A día de hoy se han concedido tantas ayudas como se habían solicitado el año pasado en verano, cerca de 26.000. Nunca antes el ayuntamiento había tramitado 3.404 peticiones de ayudas de urgente necesidad en julio. Solo ha habido dos años más en los que la demandó superó la barrera de las 3.000, en 2019 (3.032) y 2020 (3.207).

La evolución de las ayudas

Tirando de hemeroteca, en 2013, la demanda durante el mes de julio fue de 1.890 ayudas, y 1.516 familias distintas. En 2015, cuando se experimento un importante pico, las solicitudes llegaron hasta las 2.396, y las unidades de convivencia fueron 1.791. En 2018 se produjo otro aumento, con 2.590 peticiones de ayudas en julio por 2.024 familias diferentes. Desde entonces, el número no ha dejado de crecer, con el año 2020 como excepción por la pandemia, un año que dinamitó todas las estadísticas.

El 69% de las solicitudes de ayuda recibidas en los servicios municipales este año (18.978) se han hecho para poder hacer la compra. Algo tan básico y necesario como llenar la nevera se ha convertido en un tormento, ya que ni las marcas blancas resultan económicas.

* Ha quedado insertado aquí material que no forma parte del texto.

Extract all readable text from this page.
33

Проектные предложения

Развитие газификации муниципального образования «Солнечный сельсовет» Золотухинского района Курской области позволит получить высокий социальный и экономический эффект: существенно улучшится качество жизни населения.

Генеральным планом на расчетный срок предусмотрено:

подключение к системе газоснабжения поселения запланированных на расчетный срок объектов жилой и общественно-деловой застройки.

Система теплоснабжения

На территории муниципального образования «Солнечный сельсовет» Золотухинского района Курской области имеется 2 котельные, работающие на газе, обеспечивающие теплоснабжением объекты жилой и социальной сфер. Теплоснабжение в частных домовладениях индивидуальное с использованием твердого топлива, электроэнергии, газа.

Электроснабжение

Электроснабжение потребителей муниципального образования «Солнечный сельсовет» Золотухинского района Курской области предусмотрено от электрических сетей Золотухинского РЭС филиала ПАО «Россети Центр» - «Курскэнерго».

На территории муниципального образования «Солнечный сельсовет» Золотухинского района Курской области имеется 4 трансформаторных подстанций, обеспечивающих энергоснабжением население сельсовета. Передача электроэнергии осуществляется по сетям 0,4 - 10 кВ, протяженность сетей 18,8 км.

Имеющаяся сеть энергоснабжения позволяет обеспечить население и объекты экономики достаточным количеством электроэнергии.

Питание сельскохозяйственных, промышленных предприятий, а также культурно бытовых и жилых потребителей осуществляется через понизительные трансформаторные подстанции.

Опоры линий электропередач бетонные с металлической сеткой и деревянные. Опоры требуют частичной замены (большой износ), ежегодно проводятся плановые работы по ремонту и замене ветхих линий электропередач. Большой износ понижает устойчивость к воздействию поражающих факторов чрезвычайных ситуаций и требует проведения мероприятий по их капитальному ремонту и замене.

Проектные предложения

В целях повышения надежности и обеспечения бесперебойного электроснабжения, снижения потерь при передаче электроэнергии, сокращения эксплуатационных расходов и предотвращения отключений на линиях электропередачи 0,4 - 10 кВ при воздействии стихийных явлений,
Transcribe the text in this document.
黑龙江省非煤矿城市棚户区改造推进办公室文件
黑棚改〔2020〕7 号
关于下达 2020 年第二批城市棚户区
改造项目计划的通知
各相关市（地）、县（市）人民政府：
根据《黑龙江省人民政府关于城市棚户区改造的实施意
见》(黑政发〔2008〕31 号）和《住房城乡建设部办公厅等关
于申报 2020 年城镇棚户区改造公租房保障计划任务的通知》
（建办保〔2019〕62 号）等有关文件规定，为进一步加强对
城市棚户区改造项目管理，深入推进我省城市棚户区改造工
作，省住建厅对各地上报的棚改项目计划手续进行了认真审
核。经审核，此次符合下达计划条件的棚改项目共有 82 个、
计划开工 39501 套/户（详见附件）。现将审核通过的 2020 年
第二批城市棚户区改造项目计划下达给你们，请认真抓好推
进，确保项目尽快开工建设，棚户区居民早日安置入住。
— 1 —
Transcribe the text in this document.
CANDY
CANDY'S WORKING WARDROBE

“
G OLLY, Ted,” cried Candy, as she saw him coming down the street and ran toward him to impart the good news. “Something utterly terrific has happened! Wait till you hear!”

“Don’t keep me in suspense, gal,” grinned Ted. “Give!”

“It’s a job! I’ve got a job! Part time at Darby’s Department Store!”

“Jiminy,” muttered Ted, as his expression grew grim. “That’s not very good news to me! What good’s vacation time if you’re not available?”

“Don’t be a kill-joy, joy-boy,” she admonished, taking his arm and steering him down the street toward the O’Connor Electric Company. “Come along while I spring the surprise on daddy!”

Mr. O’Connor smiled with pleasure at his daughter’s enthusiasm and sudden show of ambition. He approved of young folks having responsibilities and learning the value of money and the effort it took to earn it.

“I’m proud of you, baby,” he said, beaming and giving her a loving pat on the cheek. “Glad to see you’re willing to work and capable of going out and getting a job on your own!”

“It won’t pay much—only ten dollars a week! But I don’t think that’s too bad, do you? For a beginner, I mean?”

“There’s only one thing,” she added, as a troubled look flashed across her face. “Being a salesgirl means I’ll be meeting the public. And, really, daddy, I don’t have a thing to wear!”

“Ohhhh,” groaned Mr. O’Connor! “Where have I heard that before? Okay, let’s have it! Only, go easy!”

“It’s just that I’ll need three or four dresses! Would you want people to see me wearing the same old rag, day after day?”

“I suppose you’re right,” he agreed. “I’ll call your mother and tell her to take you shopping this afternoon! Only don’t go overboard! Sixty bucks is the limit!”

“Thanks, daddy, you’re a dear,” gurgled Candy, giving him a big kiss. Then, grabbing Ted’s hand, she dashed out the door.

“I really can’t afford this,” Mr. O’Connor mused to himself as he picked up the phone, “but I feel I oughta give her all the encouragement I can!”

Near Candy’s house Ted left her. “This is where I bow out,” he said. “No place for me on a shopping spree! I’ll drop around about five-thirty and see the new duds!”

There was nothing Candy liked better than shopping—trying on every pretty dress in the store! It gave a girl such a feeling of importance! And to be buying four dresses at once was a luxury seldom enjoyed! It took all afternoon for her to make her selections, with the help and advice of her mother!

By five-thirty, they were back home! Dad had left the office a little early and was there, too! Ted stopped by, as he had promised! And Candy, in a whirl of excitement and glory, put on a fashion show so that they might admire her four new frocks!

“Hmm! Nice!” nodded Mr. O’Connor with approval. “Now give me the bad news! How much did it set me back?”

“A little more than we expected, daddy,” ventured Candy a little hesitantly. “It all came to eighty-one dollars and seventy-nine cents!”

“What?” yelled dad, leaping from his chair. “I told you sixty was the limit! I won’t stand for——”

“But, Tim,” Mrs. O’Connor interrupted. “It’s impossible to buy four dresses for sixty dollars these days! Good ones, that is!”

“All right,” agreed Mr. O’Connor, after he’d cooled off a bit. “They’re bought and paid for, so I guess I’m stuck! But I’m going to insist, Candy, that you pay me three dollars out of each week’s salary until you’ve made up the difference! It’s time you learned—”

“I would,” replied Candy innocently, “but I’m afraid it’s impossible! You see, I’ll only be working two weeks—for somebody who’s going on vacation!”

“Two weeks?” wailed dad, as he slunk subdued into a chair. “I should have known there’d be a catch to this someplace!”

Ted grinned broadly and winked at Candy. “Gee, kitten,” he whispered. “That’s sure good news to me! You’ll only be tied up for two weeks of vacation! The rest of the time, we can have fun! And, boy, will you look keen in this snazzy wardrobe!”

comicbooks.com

4,1 millones para alimentación

Para las ayudas de alimentación, la capital ya ha invertido 4,1 millones, y casi 2 (1,9) para el alquiler, otro de los quebraderos de cabeza de muchos. Desde el área de Acción Social señalan que la cobertura de las necesidades del arriendo está en constante crecimiento desde 2019 y, por ejemplo, ya se han aprobado 400 ayudas más que el año pasado por estas mismas fechas.

Sin llegar a las cifras de 2019, pese al disparatado incremento de la electricidad, las subvenciones para pagar la factura de la luz están aumentando notablemente. Ya son 1.447 las solicitadas, y 1.341 las concedidas, alrededor de 300 más que durante 2021.

Ya en marzo, se habían disparado un 57% respecto al año pasado. Coincide que las familias con menos recursos, las que suelen acudir a las instituciones y entidades en busca de ayuda, residen en viviendas más antiguas que no son eficientes energéticamente. También suelen tener unos electrodomésticos más antiguos que consumen más.

El comedor escolar

También resulta significativo el importante aumento que se ha registrado en las ayudas para pagar el comedor escolar. Después de dos años con una demanda residual, han vuelto a niveles de 2019, y ya son 600 las peticiones formalizadas en los servicios sociales. «Las familias están tratando de priorizar sus gastos y necesidades y esta es una prioridad, que sus hijos coman en el colegio y sigan una dieta sana y equilibrada», apunta Lorén.

Las ayudas que se gestionan más rápido son las de alimentación porque se entiende «que requieren de una mayor celeridad en su trámite», que se realiza de forma diferente y, una vez que se resuelve la petición, la concesión se comunica tanto al beneficiario como a los proveedores.